Uang itu dimaksudkan untuk membantu pengurusan fatwa Mahkamah Agung (MA) melalui Kejaksaan Agung, agar pidana penjara yang dijatuhkan ke Joko Tjandra atas kasus hak tagih Bank Bali selama 2 tahun penjara tidak dapat dieksekusi.

Pertemuan pertama antara Joko Tjandra dan Jaksa Pinangki terjadi pada November 2019 di Kuala Lumpur, Malaysia. Dalam pertemuan itu, Pinangki dan Joko membahas rencana untuk mendapatkan fatwa bebas MA melalui Kejaksaan Agung. Joko setuju rencana itu, serta biaya-biaya yang dibutuhkan.

Pinangki berjanji akan membuat proposal dan mengajak kawannya yang pengacara.

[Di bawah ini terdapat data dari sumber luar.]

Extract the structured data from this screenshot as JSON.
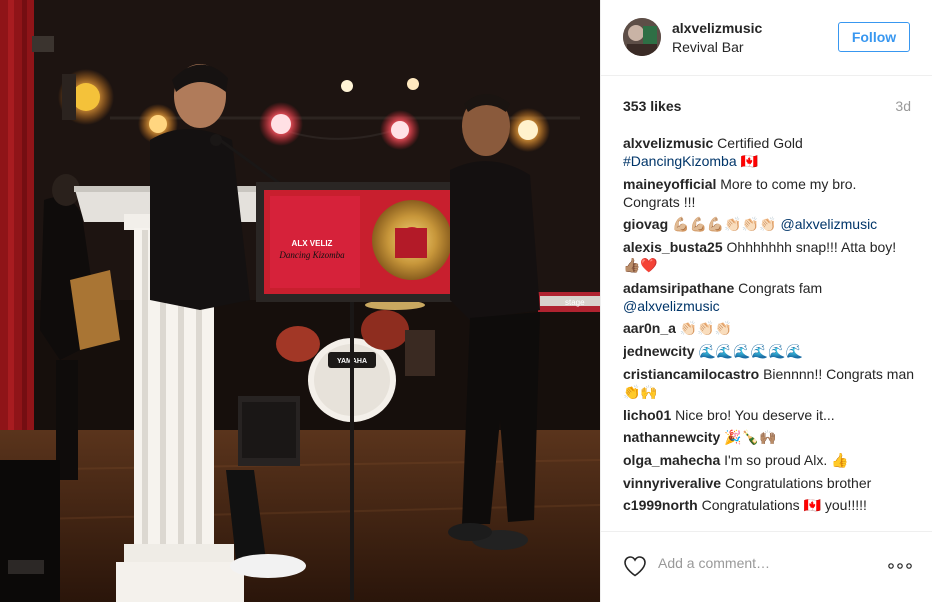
{
  "post": {
    "username": "alxvelizmusic",
    "location": "Revival Bar",
    "follow_label": "Follow",
    "likes": "353 likes",
    "age": "3d"
  },
  "photo": {
    "record_title": "Dancing Kizomba",
    "record_artist": "ALX VELIZ",
    "drum_brand": "YAMAHA",
    "keyboard_brand": "stage"
  },
  "comments": [
    {
      "author": "alxvelizmusic",
      "text": "Certified Gold",
      "tag": "#DancingKizomba",
      "emoji": "🇨🇦"
    },
    {
      "author": "maineyofficial",
      "text": "More to come my bro. Congrats !!!"
    },
    {
      "author": "giovag",
      "emoji": "💪🏼💪🏼💪🏼👏🏻👏🏻👏🏻",
      "tag": "@alxvelizmusic"
    },
    {
      "author": "alexis_busta25",
      "text": "Ohhhhhhh snap!!! Atta boy!",
      "emoji": "👍🏽❤️"
    },
    {
      "author": "adamsiripathane",
      "text": "Congrats fam",
      "tag": "@alxvelizmusic"
    },
    {
      "author": "aar0n_a",
      "emoji": "👏🏻👏🏻👏🏻"
    },
    {
      "author": "jednewcity",
      "emoji": "🌊🌊🌊🌊🌊🌊"
    },
    {
      "author": "cristiancamilocastro",
      "text": "Biennnn!! Congrats man",
      "emoji": "👏🙌"
    },
    {
      "author": "licho01",
      "text": "Nice bro! You deserve it..."
    },
    {
      "author": "nathannewcity",
      "emoji": "🎉🍾🙌🏽"
    },
    {
      "author": "olga_mahecha",
      "text": "I'm so proud Alx.",
      "emoji": "👍"
    },
    {
      "author": "vinnyriveralive",
      "text": "Congratulations brother"
    },
    {
      "author": "c1999north",
      "text": "Congratulations",
      "emoji": "🇨🇦",
      "extra": "you!!!!!"
    }
  ],
  "footer": {
    "placeholder": "Add a comment…",
    "more_label": "ooo"
  },
  "colors": {
    "accent": "#3897f0",
    "tag": "#003569",
    "muted": "#999999",
    "border": "#efefef"
  }
}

Ia juga menyanggupi mengajak seorang swasta untuk menjadi perantara uang. Joko Tjandra menolak menyerahkan uang secara langsung kepada Pinangki yang berstatus jaksa. Belakangan, pihak swasta itu diketahui bernama Andi Iran Jaya, mantan politikus Partai Nasdem.

Pertemuan berikutnya terjadi pada 25 November 2019 di Kuala Lumpur. Dalam pertemuan yang juga diikuti Anita dan Andi Irfan itu, Pinangki menyodorkan proposal berjudul Action Plan pengurusan fatwa MA yang dibanderol US$100 juta. Ada sepuluh tahapan dalam rencana yang dibuat Pinangki itu, termasuk aktifitas surat menyurat antara Jaksa Agung ST Burhanuddin dan Ketua MA, Hatta Ali.

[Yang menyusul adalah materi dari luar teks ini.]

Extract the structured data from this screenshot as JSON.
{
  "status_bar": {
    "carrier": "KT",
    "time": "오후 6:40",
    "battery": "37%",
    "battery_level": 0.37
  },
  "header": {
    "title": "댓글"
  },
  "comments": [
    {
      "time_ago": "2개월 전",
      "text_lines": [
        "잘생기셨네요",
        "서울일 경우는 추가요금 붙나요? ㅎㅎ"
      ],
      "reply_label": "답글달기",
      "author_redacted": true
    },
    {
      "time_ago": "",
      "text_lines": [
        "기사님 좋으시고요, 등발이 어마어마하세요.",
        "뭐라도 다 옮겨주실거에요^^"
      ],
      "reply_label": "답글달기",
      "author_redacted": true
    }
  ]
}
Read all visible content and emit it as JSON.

Joko Tjandra menolak harga yang ditawarkan Pinangki. Ia hanya menyetujui US$10 juta. Sebagai realisasi dari pertemuan itu, Joko menghubungi adik iparnya untuk menyerahkan US$500 ribu kepada Pinangki, melalui Andi Irfan.

Jaksa menerangkan, uang US$500 ribu itu merupakan fee untuk Pinangki dari jumlah US$1 juta yang dijanjikan Joko Tjandra.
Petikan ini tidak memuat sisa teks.